Datastax Cassandra Administrator Certification Questions and Answer (Pratice Questions and Dumps)

Question-: Select correct statement with regards to tombstones marker?
A. Insert or updating data with null values can cause of tombstones record generation.
B. Tombstone go through read path
C. Tombstone go through write path
D. Having excessive number of tombstones can improve the overall performance of DB.

Answer: A, C
Exp: Tombstones are created while data is deleted and following operations causes the tombstones to be created.
1. Using Delete with CQL.
2. If record is expiring because of time-to-live setting
3. Using materialized views can cause
4. Insert or updating data with the null values.
5. If we do update using collection column.
Tombstone go through write path, and are written to SSTables on one or more nodes. A key differentiator of a tombstone is a built-in expiration known as the grace period, at the end of expiration period, the tombstone is deleted as part of compaction process.

And if there are excessive number of tombstones on a table then performance will be negatively impacted. And it is a question with the Data Model design and it was not correctly designed.

Admin and Dev only

Question-: You have been given below database design

CREATE KEYSPACE hadoopexam WITH replication =
{'class': 'SimpleStrategy', 'replication_factor': '1'} AND durable_writes = true;

CREATE TABLE hadoopexam.price_by_year_and_name (
purchase_year int,
course_name text,
price int,
username text,
PRIMARY KEY ((purchase_year , course_name), price)
) WITH CLUSTERING ORDER BY (pricesa ASC);

Which of the following delete statement will create partition level tombstones?

A. DELETE from hadoopexam.price_by_year_and_name WHERE purchase_year = 2019 AND course_name = 'Apache Spark Scala Training' AND price= 2000;
B. DELETE from hadoopexam.price_by_year_and_name WHERE purchase_year = 2019 AND course_name = 'Apache Spark Scala Training';
C. DELETE from hadoopexam.price_by_year_and_name WHERE purchase_year = 2019 AND course_name = 'Apache Spark Scala Training' AND price> 1999;
D. Partitopn level tombstones cannot be created.

Answer: B
Exp: Tombstones is marker for deletion of the record/s.

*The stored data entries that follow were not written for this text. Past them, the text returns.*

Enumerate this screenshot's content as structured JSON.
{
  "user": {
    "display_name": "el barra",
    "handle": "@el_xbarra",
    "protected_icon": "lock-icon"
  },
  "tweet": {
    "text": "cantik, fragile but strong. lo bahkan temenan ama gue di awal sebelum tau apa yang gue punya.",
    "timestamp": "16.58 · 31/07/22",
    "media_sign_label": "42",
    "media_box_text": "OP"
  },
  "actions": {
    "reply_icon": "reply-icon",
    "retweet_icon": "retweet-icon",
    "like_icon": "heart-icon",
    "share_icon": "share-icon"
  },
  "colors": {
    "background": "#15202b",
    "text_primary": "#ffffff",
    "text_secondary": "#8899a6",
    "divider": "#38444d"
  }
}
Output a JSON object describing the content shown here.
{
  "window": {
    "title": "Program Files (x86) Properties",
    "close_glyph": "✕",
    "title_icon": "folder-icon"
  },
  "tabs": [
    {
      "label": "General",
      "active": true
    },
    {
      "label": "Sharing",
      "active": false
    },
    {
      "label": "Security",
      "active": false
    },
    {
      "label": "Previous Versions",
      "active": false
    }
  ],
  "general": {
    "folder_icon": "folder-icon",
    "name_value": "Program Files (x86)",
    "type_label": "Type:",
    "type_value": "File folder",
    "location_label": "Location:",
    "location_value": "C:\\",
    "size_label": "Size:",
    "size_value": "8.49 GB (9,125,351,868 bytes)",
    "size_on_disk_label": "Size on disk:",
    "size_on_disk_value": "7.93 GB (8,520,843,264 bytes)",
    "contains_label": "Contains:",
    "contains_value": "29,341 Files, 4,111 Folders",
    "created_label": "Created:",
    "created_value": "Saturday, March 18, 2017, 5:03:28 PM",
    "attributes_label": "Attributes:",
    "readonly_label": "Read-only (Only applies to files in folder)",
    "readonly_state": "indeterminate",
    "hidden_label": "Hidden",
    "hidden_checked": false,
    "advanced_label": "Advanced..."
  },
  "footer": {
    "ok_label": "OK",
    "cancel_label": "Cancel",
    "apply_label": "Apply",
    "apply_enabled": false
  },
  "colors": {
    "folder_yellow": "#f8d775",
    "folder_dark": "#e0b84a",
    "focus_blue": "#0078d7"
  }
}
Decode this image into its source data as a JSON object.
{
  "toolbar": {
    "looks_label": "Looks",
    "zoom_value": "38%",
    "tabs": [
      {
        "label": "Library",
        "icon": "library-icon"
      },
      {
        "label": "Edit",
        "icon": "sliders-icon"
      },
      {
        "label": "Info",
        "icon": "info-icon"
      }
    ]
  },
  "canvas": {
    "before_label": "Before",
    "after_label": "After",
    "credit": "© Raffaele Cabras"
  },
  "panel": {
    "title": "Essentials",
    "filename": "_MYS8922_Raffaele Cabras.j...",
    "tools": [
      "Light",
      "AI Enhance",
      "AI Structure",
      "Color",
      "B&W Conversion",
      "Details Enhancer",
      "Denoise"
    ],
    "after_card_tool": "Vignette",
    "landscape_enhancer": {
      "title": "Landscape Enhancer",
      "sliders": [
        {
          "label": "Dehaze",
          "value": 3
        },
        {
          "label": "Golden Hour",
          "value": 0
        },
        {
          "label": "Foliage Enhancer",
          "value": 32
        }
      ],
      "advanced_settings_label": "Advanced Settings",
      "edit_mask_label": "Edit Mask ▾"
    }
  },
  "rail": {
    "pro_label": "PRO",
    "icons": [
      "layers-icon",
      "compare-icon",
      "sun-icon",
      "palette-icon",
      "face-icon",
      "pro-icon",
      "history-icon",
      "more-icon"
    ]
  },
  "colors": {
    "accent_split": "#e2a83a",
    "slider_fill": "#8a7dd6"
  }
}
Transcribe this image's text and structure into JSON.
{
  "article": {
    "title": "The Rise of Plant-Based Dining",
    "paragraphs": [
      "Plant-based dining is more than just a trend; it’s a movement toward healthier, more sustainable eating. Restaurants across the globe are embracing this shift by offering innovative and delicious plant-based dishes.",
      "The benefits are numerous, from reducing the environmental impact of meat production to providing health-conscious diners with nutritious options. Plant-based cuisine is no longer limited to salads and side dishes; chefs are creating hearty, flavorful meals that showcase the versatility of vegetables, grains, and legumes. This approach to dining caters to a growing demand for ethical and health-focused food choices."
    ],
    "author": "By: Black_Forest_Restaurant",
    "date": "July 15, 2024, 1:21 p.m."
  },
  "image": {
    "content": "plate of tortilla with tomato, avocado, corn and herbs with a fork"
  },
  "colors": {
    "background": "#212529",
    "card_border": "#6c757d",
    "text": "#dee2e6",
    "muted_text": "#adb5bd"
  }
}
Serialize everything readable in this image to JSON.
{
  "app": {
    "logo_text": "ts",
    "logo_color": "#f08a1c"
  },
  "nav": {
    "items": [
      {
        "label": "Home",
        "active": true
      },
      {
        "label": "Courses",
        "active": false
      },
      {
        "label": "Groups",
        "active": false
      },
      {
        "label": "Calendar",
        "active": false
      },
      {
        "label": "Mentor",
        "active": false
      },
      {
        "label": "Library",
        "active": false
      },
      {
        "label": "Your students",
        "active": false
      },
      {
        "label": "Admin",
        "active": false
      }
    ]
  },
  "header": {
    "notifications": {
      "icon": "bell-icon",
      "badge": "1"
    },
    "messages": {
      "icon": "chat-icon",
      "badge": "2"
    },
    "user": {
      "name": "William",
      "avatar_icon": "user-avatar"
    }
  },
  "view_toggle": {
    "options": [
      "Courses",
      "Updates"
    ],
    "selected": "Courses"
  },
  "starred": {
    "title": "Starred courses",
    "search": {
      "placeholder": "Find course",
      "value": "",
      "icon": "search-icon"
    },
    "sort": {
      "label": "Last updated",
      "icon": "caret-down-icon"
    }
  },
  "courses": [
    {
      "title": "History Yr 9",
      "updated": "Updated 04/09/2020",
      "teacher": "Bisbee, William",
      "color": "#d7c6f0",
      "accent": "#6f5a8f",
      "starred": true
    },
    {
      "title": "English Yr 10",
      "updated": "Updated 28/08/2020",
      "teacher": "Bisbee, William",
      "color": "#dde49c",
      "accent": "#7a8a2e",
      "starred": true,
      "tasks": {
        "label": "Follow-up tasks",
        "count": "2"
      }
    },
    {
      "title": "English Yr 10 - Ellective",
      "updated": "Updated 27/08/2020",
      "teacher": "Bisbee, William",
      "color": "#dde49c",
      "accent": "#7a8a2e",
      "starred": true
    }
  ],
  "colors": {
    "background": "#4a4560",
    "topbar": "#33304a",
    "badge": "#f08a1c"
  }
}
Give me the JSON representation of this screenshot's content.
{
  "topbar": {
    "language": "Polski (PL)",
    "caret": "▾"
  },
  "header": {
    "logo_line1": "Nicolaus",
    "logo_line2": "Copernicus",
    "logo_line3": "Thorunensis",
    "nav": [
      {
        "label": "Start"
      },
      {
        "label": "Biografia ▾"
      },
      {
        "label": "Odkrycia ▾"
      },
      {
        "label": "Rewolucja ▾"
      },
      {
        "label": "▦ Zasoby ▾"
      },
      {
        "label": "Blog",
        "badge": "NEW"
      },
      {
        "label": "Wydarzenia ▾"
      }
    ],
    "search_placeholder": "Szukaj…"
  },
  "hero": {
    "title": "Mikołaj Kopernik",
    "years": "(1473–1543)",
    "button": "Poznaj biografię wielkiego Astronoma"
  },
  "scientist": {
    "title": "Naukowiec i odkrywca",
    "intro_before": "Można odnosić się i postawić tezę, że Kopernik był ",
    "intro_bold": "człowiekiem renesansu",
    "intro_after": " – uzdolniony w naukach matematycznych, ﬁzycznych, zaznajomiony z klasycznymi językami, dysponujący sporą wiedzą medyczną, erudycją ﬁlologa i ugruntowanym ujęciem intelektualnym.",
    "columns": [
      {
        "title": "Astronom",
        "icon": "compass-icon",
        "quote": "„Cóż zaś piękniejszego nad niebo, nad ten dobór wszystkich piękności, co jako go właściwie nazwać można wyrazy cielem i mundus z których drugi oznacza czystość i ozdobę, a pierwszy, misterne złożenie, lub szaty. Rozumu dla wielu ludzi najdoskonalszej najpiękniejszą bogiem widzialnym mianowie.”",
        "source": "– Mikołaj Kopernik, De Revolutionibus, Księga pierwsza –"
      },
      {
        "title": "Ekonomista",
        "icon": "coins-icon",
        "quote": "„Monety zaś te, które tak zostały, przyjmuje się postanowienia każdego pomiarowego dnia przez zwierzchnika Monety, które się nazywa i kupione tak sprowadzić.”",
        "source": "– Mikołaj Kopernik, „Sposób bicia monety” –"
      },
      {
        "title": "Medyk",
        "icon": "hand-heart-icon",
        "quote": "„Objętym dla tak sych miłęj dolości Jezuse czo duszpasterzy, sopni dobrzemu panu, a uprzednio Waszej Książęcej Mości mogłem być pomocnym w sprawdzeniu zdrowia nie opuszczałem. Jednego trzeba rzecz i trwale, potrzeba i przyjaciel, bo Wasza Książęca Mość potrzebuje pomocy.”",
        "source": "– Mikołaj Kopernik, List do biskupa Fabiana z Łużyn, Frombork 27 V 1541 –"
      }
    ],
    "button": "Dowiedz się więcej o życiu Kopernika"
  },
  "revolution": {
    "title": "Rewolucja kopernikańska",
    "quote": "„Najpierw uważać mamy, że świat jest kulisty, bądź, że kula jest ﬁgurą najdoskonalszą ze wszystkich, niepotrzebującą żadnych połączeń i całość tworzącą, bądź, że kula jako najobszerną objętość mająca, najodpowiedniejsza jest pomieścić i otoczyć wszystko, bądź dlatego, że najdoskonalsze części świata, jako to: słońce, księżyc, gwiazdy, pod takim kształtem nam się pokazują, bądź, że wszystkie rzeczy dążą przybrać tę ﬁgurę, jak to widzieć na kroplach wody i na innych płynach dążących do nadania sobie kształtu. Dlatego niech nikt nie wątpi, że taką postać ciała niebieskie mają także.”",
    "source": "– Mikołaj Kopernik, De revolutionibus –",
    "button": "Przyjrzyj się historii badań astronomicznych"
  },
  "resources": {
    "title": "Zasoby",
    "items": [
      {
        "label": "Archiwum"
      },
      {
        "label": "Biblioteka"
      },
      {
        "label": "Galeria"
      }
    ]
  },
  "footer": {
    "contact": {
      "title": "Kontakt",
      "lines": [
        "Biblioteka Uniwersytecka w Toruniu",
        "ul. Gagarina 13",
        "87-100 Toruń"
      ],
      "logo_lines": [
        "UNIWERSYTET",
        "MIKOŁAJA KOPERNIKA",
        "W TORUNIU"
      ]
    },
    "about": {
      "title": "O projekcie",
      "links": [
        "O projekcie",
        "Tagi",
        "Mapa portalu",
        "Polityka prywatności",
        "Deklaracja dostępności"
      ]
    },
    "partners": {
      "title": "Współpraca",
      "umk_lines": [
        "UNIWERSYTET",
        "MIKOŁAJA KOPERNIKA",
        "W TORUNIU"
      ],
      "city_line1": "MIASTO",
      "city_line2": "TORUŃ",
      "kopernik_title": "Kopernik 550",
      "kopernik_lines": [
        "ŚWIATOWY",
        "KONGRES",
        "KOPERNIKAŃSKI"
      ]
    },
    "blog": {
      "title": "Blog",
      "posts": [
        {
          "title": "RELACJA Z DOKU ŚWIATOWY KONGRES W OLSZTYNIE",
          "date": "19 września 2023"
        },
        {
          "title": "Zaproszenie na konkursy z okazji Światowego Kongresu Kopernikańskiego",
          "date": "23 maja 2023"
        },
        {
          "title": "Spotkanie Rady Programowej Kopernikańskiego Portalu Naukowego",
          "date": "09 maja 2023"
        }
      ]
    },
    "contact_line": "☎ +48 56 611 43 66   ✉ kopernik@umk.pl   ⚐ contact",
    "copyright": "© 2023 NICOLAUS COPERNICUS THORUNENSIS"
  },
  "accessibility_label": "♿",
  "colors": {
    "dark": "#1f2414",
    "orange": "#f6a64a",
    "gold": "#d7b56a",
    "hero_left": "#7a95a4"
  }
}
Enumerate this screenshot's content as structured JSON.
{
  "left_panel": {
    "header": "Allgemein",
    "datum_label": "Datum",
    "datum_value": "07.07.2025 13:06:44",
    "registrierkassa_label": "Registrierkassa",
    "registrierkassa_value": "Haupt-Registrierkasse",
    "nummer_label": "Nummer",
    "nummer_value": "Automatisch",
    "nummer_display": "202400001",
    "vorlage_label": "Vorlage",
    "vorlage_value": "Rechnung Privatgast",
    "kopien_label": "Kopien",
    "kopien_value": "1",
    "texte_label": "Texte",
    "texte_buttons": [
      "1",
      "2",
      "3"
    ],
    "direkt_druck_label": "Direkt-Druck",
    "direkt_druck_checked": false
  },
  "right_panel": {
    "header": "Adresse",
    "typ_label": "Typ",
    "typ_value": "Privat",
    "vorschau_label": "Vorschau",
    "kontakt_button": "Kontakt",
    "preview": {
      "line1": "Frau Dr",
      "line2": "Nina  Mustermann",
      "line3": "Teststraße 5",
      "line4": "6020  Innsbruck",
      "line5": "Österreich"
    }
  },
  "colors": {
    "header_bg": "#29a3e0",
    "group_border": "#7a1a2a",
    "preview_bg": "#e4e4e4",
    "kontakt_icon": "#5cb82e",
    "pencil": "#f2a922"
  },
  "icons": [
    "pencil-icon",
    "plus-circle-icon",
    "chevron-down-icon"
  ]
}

It can happen in any part of the partitions. There are below possible tombstones
- Partition tombstones: When entire partition is deleted explicitly.
- Row tombstones: When particular row in a partition got deleted.
- Range tombstones: When more than one row like using range condition (<>)
- ComplexColumn tombstones: When inserting updating complex column data
- Cell tombstones: While inserting or updating with null in a particular column. Or deleting particular column in a row.
- TTL Tombstones: When TTL expires.
In the given option, if we check where clause
1. Particular row will be marked for tombstone.
2. Entire partition will be marked for deletion.
3. More than one row marked for deletion (Range)
Hence, option-2 is correct.

Admin and Dev only

Question-: You have table in Cassandra as below

hadoopexam.price_by_year_and_name
(
purchase_year int,
course_name text,
price int,
username text
)

Where purchase_year, course_name are partition key and price is used to create secondary index. Which of the following statement is applicable here?

A. Select all records having price > 1000, causes single partition read.
B. Price column will be used for ordering of the data at storage level.
C. Secondary index on price column are stored locally on each node.
D. Price column will not be used for ordering of the data at storage level.

Answer: C, D
Exp: If we want to use non primary key column as part of where clause, we should use the secondary indexes. However, this is not an ideal solution. Rather you should create a materialized view or additional table that is ordered by price column.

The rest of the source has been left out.